Perpetuum mobile des Weltverstehens

Das Wundersame an der Sache: Alle drei waren von ihrer Erklärung völlig überzeugt, für sie war jeweils die Sache völlig klar, jeder von ihnen staunte eigentlich vor allem über meine Einfalt, dass ich nicht selbst auf die einzig plausible Erklärung gekommen war.

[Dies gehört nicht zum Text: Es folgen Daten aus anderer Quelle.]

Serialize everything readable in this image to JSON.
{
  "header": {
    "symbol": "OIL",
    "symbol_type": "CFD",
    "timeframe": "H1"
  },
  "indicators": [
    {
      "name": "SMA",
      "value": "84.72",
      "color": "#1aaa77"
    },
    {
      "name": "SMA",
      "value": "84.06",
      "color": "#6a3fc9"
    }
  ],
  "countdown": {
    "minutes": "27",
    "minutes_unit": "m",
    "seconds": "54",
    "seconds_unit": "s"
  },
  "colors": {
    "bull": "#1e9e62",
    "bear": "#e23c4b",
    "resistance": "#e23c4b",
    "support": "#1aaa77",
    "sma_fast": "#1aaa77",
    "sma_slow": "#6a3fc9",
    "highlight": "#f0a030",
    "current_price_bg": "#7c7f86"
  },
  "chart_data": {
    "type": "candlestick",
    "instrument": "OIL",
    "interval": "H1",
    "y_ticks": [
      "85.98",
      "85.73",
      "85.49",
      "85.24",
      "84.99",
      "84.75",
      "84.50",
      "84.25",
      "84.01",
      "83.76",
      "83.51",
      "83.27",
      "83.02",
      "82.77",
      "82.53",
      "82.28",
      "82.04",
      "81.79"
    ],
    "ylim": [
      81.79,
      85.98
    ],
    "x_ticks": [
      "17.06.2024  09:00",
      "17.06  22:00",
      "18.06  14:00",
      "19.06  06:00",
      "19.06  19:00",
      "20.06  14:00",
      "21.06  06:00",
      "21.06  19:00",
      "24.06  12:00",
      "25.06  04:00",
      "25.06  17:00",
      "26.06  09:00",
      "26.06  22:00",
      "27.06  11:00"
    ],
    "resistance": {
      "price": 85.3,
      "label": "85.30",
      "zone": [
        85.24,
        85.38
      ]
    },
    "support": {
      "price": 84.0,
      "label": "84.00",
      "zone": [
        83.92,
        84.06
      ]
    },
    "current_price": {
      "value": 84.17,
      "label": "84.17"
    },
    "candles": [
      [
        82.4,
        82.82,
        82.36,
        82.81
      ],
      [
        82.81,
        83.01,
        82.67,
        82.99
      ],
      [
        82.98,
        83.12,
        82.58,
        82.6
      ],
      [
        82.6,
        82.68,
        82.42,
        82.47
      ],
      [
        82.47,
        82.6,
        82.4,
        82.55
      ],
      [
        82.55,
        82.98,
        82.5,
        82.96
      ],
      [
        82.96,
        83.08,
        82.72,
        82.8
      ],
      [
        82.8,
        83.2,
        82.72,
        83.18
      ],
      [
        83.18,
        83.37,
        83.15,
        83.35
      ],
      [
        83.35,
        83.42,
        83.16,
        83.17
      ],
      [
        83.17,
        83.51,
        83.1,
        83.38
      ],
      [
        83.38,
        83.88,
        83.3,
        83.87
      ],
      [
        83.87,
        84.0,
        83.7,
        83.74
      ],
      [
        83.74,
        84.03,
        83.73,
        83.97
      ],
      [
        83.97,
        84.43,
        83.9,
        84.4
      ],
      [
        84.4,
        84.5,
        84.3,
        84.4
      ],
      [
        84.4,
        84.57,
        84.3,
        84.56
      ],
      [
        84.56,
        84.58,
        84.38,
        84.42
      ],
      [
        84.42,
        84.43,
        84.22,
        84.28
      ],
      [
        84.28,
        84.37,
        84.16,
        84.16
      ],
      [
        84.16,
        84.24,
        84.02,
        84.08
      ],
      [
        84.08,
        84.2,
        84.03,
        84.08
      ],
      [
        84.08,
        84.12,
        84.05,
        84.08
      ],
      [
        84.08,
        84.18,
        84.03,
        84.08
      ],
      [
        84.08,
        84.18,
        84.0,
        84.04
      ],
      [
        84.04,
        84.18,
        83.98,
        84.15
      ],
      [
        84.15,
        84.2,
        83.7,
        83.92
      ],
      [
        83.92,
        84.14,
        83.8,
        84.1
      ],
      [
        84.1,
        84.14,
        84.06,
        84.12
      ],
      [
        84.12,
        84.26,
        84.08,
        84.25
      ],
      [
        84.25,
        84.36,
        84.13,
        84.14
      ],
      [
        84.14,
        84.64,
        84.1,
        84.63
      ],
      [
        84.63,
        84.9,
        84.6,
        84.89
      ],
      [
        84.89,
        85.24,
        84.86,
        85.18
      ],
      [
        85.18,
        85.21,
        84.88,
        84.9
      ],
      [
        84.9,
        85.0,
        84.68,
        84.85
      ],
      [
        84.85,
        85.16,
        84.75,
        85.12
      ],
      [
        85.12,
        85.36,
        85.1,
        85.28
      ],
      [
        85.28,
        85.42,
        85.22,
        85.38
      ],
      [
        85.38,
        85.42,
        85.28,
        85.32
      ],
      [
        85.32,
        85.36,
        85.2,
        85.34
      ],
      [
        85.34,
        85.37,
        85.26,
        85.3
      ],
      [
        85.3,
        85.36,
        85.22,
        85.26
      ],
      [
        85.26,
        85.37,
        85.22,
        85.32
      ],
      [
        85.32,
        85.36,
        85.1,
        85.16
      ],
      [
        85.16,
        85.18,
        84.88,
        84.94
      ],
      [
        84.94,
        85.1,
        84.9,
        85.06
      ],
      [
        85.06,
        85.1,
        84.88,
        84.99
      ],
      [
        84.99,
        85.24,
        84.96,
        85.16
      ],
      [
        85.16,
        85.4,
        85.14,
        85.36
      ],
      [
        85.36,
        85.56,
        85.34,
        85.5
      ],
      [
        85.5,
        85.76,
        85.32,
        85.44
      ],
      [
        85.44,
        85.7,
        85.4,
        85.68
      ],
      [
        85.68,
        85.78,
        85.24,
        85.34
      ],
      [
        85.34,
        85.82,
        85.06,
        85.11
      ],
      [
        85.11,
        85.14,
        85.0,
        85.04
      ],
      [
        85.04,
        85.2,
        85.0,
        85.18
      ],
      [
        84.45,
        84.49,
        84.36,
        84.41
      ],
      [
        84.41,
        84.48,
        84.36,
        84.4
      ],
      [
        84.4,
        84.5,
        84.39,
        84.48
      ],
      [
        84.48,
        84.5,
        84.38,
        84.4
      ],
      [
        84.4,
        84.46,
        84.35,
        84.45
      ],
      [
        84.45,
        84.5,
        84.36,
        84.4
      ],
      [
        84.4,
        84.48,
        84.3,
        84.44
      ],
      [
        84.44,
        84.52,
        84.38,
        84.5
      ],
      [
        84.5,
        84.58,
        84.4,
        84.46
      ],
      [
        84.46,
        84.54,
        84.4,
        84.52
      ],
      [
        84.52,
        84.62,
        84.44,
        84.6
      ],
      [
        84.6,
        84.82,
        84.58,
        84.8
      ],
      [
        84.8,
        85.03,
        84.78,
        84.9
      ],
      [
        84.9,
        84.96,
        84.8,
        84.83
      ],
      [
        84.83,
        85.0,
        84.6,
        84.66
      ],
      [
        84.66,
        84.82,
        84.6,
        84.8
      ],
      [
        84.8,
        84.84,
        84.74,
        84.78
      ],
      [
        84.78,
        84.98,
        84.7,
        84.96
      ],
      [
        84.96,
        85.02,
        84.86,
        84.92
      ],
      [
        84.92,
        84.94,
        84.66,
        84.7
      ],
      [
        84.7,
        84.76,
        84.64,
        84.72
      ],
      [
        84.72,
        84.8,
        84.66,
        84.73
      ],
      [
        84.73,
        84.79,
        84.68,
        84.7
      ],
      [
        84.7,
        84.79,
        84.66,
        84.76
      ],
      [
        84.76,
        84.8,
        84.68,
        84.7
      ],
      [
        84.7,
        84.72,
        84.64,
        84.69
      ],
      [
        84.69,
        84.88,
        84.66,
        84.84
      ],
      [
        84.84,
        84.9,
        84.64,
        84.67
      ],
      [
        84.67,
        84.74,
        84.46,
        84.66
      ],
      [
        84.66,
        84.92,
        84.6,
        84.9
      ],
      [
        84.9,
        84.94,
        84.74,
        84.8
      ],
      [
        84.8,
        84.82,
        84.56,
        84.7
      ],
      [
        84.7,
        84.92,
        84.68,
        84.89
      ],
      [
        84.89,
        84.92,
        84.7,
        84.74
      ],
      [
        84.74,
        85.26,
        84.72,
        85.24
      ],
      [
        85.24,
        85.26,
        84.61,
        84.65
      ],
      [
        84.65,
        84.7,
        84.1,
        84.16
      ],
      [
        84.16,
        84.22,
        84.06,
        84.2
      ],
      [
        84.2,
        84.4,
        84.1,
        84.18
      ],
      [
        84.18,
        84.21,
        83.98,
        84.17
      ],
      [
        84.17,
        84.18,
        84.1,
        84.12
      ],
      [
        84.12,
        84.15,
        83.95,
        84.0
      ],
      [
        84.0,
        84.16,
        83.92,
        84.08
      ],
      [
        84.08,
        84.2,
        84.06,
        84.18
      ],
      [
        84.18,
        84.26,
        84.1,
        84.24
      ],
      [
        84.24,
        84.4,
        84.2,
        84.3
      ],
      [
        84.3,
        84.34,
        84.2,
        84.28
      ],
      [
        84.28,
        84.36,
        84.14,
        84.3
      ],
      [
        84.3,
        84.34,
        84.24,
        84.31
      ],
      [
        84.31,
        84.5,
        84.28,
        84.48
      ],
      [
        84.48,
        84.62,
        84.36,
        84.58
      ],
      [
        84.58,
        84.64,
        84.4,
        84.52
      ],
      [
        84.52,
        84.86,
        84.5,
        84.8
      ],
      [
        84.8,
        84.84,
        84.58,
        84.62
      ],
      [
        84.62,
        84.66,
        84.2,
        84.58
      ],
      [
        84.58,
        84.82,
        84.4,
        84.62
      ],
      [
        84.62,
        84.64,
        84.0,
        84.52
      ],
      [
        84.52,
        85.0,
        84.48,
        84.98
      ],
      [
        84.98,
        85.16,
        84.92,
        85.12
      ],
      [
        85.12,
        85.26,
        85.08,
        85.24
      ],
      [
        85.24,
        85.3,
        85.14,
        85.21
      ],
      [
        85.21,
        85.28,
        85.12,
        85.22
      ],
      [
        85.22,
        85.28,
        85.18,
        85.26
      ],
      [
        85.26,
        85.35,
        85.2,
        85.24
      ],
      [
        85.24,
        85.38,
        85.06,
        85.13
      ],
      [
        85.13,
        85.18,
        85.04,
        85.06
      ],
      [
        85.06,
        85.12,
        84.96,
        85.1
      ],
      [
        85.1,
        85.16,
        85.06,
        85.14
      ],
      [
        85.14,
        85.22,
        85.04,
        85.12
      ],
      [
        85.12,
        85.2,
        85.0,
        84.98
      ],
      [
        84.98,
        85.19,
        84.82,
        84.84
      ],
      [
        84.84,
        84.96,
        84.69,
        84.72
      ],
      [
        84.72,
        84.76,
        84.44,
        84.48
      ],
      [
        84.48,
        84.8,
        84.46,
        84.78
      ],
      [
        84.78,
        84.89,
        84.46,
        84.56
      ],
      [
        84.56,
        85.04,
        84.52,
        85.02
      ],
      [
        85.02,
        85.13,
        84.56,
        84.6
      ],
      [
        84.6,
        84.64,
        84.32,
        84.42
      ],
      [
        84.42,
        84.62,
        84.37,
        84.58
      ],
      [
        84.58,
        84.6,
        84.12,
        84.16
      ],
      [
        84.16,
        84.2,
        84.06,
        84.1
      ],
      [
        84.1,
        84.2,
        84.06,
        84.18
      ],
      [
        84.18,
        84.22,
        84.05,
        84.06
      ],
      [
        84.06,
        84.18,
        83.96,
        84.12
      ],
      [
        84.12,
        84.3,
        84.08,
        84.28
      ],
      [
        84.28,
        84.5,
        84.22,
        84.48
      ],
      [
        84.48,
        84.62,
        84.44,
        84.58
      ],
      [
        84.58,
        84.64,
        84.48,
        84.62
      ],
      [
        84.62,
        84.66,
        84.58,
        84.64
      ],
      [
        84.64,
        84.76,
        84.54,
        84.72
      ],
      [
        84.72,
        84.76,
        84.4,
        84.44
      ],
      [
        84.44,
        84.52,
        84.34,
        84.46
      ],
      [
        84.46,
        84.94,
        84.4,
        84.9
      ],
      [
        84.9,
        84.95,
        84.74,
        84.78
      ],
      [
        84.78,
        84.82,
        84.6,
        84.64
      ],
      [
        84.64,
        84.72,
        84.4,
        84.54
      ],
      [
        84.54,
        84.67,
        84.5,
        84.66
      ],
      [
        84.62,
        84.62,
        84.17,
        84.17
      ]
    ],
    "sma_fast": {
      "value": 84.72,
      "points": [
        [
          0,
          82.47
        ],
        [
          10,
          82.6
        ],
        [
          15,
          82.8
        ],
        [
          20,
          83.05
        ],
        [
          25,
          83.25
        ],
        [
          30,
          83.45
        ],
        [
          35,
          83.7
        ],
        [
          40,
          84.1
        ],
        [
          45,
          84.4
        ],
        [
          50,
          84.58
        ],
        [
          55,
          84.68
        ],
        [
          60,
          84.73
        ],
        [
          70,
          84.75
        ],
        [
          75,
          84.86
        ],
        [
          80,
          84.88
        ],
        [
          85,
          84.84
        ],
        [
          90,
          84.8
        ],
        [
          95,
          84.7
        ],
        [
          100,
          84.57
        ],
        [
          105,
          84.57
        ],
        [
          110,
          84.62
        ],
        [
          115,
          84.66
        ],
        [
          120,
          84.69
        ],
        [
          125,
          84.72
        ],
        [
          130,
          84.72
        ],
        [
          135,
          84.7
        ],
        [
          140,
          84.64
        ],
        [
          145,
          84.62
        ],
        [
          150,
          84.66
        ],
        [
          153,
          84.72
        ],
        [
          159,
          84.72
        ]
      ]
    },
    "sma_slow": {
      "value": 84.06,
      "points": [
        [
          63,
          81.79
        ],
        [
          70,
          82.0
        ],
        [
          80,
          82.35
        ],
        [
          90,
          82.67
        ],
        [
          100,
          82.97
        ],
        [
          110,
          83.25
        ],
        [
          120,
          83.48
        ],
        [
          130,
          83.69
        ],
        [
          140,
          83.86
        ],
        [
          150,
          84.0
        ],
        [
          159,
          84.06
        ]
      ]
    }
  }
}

Es erübrigt sich wohl, zu erwähnen, dass keiner von den dreien irgendwelche Studien, Befragungen oder wissenschaftlichen Untersuchungen zur Untermauerung seiner Überzeugung vorgebracht hat. Für jeden von ihnen erklärte sich das Verschwinden der Tramper ganz selbstverständlich aus seinen Vorstellungen von der Gesellschaft: Der erste sah überall die zunehmende Kriminalität, der zweite die verwöhnte, materiell zu gut ausgestattete Jugend, der dritte die wuchernde staatliche Bevormundung, die überall Verbote aufstellt und damit Spontanität verhindert. Und der Clou: jeder von ihnen konnte nicht nur das Verschwinden der Tramper aus seinem Weltbild erklären, sondern auch umgekehrt, die verschwundenen Tramper waren für jeden von ihnen nun auch ein Beleg dafür, dass ihr Weltbild stimmt. Ein perpetuum mobile des Weltverstehens.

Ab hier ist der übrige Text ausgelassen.